The Court of Appeal did not discuss the “image right” argument. Instead the Master of the Rolls’ focus was on the imbalance between the children’s “paramount” article 8 right and Associated Newspaper’s “generic” article 10 right. On the facts, the Weller children had a stronger case: it is highly unlikely that ever taking photographs in a public place of children of the rich and famous will ever trump children’s reasonable expectation of privacy. The conclusion of this appeal can be seen as an application of existing convention rights and principles laid down in established and widely accepted case law.

This ruling must also be considered in light of the fact that there are already extensive rules on child privacy included within the IPSO (Independent Press Standards Organisation) Editors Code, which already binds editors and photographers. In this case, as counsel for Weller’s children stated “the photographs were taken by the photographer ‘(a) largely illicitly, (b) without consent, (c) despite being asked to stop and where he gave an assurance that any publication would show the faces pixelated and (d) in circumstances where the claimants had been followed an harassed”. Collectively, this circumstances firmly tipped the balance in favour of the article 8 rights.
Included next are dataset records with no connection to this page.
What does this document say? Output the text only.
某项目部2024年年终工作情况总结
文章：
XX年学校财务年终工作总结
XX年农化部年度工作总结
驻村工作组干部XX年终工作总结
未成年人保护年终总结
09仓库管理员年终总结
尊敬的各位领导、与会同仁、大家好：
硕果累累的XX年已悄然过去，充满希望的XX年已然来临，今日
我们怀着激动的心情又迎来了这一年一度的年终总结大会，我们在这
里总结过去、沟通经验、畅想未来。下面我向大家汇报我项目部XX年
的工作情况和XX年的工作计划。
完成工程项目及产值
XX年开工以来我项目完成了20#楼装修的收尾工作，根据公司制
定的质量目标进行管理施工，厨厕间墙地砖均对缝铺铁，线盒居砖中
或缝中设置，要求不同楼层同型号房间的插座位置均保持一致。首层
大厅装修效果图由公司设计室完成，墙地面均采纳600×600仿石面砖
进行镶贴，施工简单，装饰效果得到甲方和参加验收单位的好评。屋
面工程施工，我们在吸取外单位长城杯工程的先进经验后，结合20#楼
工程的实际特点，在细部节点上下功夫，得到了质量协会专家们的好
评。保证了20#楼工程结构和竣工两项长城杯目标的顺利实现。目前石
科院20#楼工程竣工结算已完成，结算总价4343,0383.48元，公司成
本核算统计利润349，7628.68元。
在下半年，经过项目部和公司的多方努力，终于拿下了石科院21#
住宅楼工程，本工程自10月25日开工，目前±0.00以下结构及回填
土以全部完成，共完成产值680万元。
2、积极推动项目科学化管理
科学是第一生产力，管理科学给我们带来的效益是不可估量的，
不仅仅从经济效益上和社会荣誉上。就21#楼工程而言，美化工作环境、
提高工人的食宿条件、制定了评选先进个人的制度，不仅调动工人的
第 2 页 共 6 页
Another point considered in the appeal was the effect foreign laws play in assessing the reasonable expectation of privacy that individuals have. The photographs were taken in California (where it was lawful to publish the pictures) but displayed on the Mail Online website, which was visited by 34,000 people (24,000 of which were UK based) before they were removed. The Court of Appeal stated that Lord Dingemans was entitled not to accord too much weight to the fact the pictures were taken in California – the twins’ connection with California was slight, especially considering the Paul Weller’s strong connection with England where the photos were published and where the publication breached both a tort and an important convention right.

This case highlights the potential difficulties publishers face when they display photographs taken in one jurisdiction on websites that can be accessed internationally. In light of this, it may be necessary to limit certain jurisdictions’ access to online media. This may be both costly and difficult to implement.